Archaeological evidence suggests that pancakes were the earliest and most widespread food to be in eaten in prehistoric times. The ancient Greeks made pancakes called teganites and the earliest reference to them are in the works of the two 5th century BC poets, Cratinus and Magnes. It is believe that taganites were made with wheat flour, olive oil, honey and curdled milk. They would normally be served for breakfast. The ancient Romans also had a pancake they liked to cook. It was called alia dulcia which is Latin for ‘other sweets’. These were much different from what are known as pancakes today.
A pancakes shape and structure varies worldwide. A crepe is a thin, Breton pancake of French origin cooked on both sides in a special pan or crepe maker to achieve a lacelike network of fine bubbles. There is another well known variation which originates from southeast Europe. It is called a palacinke and it is a thin pancake fried on both sides, then filled with jam, chocolate, or ground walnuts but many other fillings, sweet or savoury.
Pancakes may be served at any time of the day. We normally eat them for breakfast but they make a great afternoon snack or dessert but they also are fantastic as part of a main meal. They can be made with a variety of toppings or fillings including jam, fruit, syrup, chocolate chips or meat. In America they are typically considered a breakfast food. Although in Britain they are associated with a celebration called Shrove Tuesday. Most commonly known as Pancake Day when perishable ingredients have to be used up before the fasting period of lent.

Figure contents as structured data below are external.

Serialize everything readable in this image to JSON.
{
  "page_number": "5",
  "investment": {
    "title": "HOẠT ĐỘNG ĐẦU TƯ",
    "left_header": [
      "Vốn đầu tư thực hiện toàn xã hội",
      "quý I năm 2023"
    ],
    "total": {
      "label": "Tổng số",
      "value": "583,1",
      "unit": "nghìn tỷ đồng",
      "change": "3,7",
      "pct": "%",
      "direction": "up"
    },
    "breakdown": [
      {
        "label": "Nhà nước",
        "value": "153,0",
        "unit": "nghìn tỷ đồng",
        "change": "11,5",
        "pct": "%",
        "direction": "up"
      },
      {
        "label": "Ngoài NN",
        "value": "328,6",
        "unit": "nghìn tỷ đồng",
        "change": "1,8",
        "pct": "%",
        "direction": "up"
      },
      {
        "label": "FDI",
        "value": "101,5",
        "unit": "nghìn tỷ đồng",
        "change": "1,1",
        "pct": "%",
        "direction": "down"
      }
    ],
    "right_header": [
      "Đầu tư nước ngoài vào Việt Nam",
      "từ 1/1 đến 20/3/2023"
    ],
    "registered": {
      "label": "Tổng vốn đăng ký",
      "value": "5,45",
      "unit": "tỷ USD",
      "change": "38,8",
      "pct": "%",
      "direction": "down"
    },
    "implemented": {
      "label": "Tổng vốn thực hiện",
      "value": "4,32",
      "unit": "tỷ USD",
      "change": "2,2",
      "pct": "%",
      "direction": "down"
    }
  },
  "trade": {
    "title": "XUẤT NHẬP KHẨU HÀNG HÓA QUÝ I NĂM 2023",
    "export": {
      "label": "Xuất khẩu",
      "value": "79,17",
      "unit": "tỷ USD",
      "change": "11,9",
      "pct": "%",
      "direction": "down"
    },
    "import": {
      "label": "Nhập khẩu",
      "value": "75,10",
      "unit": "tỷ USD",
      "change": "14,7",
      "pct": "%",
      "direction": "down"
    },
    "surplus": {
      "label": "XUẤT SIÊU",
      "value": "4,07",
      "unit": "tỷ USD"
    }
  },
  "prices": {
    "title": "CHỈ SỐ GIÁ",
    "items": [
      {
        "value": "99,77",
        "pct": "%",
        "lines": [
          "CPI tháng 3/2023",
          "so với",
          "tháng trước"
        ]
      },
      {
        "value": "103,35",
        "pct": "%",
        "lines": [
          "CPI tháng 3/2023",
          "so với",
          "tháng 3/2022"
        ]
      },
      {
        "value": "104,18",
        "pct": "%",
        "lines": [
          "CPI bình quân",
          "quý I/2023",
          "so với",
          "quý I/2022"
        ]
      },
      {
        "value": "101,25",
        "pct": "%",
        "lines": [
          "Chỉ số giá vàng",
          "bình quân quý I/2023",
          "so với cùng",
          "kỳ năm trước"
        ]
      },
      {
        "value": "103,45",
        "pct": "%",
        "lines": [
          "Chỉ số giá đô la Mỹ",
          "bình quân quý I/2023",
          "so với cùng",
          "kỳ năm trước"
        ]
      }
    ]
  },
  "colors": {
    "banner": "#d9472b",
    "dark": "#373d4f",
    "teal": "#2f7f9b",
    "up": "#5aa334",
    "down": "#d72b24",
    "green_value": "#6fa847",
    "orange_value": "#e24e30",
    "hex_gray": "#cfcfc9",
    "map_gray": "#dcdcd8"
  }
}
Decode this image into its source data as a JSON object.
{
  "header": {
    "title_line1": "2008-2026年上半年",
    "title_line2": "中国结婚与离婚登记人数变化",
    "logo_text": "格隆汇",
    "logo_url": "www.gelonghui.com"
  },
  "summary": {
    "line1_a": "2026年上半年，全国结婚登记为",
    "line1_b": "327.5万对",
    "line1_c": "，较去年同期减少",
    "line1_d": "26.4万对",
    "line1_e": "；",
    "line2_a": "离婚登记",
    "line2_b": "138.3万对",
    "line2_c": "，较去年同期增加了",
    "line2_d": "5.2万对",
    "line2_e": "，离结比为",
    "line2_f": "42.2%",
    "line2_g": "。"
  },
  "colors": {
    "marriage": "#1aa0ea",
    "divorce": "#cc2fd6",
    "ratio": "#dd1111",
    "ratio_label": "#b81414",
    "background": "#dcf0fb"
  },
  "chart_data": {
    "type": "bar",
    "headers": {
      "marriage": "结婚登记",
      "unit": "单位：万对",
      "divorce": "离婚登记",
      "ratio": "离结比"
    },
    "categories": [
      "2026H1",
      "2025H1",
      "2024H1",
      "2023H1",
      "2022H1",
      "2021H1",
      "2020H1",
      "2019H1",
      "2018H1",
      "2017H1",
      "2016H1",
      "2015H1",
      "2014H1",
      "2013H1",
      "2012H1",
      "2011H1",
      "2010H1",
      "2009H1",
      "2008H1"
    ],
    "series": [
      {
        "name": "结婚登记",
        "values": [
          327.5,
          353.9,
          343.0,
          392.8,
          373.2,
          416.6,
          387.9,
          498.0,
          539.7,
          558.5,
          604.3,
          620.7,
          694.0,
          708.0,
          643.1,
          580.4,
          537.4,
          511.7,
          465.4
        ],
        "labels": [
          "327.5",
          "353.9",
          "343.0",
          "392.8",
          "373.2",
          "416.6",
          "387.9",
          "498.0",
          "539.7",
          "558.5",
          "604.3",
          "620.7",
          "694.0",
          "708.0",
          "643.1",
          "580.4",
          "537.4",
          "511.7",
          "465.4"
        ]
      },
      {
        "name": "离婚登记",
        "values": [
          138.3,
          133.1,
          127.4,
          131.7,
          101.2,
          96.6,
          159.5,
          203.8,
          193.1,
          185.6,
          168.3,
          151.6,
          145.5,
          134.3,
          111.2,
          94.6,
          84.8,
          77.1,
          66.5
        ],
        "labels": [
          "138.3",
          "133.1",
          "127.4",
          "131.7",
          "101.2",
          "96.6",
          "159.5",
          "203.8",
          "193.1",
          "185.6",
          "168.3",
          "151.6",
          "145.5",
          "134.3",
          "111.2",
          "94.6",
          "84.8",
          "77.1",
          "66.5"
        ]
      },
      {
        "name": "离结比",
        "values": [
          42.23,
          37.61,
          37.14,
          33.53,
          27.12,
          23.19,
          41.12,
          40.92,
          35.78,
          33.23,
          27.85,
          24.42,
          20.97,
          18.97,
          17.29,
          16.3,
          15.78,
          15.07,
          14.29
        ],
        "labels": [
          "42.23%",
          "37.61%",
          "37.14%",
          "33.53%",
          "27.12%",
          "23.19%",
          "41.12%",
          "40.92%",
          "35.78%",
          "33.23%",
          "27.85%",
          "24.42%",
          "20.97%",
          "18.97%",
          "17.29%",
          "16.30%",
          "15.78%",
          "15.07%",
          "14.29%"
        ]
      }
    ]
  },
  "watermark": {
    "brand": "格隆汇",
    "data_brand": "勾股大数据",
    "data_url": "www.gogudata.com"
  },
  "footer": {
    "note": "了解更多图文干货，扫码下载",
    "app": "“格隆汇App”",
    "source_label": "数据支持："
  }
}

As I mentioned earlier, pancakes are a huge favourite in our house, and any leftovers will always be eaten by Ted and I in the week. Pancakes are great because they can be frozen once they are cooked and have cooled. Or you can freeze the batter mix and eat again on another day. I always make my batter mix the night before and then store in the fridge. I have a hungry little almost four year old who almost demands breakfast as soon as we are downstairs. So for me there is nothing like being prepared and these pancake recipes mean you can be ready.
6) Sweet Potato Pancakes – One of my first recipes on this blog and there. have been many variations on my blog since. A great recipe everyone can enjoy.
5) Date and Banana Pancakes – Another favourite! The dates add a sticky sweetness to the pancake that makes them a delicious treat in the morning.
4) Breakfast Pizza Pancake – It’s a pancake that’s different and family nor friends will know what to expect but it is delicious.
3) Chocolate Tropical Fruit Pancakes – A sweet and slightly doughy pancake that the family loved. It’s a strange combination but works well.
2) Gallettes – A savoury recipe we brought home with us from our holiday in France last year and one we all still enjoy.
1) Vegan Banana and Raspberry Pancakes – A great pancake that will fill you up and keep you going until lunch time. The banana is sweet while the raspberries add a little sourness. It makes a great sweet and sour flavour to this pancake.